Lightness and Dark. Darkness and Light. Have you ever noticed how many festivals during the month of December revolve around the light and the dark?
The seasons of Yuletide, Hannukah, and Solstice all involve the light and the dark. Yuletide is an archaic term for Christmas, the Christmas Season, where Christians celebrate the birth of a baby boy who brought light into the darkness of the earth, bringing peace on earth; God’s gift of good will to all. Hannukah celebrates the rededication of the Holy Temple in Jerusalem, where the Temple was purified and for eight miraculous days the wicks of the menorah burned, even though there was only sufficient sacred oil for one day's lighting. The Winter Solstice Festival celebrates when the dark half of the year turns over to the light half of the year. Even, Kwanzaa, a secular festival observed by many African Americans from December 26 to January 1 as a celebration of cultural heritage and traditional values, is celebrated with a candle-lighting ceremony each evening for seven evenings.

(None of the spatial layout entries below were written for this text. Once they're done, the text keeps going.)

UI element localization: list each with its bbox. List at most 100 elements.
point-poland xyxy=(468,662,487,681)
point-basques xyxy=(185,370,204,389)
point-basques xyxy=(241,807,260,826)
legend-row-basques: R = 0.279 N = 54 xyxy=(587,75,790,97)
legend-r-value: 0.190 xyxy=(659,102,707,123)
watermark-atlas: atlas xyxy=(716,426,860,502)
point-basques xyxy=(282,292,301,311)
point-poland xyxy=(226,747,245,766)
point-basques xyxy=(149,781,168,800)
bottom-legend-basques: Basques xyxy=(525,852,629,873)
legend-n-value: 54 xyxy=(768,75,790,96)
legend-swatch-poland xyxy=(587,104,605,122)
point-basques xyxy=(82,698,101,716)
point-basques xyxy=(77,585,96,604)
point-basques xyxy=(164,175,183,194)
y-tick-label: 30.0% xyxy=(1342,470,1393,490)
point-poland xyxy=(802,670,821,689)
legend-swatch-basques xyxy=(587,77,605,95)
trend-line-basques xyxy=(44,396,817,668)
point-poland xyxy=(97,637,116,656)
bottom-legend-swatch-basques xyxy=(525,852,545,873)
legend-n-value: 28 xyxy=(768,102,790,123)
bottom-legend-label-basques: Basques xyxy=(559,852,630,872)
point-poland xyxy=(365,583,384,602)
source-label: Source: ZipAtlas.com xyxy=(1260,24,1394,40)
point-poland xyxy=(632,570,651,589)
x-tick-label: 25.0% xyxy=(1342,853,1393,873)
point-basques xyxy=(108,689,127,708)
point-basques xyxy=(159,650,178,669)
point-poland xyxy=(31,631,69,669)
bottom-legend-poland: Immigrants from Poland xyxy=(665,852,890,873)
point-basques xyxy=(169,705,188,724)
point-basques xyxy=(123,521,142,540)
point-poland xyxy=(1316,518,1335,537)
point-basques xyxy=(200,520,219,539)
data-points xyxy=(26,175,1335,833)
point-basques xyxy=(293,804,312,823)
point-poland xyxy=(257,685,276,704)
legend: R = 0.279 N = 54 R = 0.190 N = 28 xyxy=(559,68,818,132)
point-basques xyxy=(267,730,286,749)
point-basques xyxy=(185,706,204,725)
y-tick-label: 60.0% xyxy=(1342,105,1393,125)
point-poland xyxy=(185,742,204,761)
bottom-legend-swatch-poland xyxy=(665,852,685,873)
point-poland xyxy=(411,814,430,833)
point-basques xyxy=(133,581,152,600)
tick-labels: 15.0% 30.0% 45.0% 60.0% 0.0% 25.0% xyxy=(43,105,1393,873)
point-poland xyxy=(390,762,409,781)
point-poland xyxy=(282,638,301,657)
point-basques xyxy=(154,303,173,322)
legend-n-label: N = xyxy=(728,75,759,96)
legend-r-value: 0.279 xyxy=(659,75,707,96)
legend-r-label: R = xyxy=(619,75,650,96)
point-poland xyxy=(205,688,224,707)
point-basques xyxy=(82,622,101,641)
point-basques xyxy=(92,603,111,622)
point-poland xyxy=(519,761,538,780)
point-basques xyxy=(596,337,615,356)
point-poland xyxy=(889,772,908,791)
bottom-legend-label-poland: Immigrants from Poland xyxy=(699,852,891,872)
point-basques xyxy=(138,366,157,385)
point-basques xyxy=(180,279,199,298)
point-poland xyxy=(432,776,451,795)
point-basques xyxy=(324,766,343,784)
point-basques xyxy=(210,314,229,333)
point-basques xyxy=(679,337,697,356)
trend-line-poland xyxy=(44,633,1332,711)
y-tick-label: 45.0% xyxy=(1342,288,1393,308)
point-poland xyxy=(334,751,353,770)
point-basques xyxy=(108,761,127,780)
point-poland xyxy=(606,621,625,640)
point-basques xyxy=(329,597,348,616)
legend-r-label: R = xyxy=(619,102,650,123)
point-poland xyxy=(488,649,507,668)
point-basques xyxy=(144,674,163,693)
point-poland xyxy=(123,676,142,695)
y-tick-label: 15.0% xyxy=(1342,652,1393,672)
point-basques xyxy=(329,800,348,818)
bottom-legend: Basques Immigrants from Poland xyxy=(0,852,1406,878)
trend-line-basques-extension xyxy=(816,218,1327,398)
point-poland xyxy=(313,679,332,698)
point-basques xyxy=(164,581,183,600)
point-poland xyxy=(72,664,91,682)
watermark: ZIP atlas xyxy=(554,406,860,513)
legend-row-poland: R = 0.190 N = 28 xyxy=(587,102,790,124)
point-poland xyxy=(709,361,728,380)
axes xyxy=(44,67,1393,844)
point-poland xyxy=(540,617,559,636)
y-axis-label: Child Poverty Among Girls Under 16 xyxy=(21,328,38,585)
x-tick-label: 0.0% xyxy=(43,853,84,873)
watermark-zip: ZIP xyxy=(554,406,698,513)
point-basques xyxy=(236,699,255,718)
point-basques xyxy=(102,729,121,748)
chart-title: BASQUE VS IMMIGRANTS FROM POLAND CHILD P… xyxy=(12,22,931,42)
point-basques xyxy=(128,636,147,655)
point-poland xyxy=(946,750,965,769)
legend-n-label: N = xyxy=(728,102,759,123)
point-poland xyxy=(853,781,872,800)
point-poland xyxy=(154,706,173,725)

We celebrate the light in song during our celebrations… “Yet in thy dark streets shineth, The everlasting Light,”; … “On Hannukah we light the candles and we sing such happy songs….”; “Light a flame in the darkness, for warmth and good cheer…;” “Light a Kwanzaa candle, As each night comes along……….”
These celebrations have many common denominators: renewal, world peace, celebrating and honoring family and friends through festivities, all within the context and framework of light shining within and through the darkness. While we celebrate and bask in the glow of the external lights within and through the darkness during our celebrations, we are also celebrating our own internal light, taking time to remind ourselves that the light is within us; taking time to honor it and not forget it; taking time to renew and strengthen it.
While the darkness is absolutely essential for life, the light is what coaxes us onward, enables us to ascend and move forward in our lives. The light gives us strength, love, hope and faith.
Some of humankind does not know that they have the light within themselves. Some may have known at one time, but have forgotten that they have the light within themselves. The lights of others who remember the light, and who are connected to the light within themselves, along with the festivals and celebrations with the light, can provide hope and remembrance to others, who otherwise be completely engulfed in darkness.
Both light and dark are essential to life. The light was created out of the darkness. But the light and the darkness would not exist without each another. One of the keys to life is to balance the lightness and the darkness.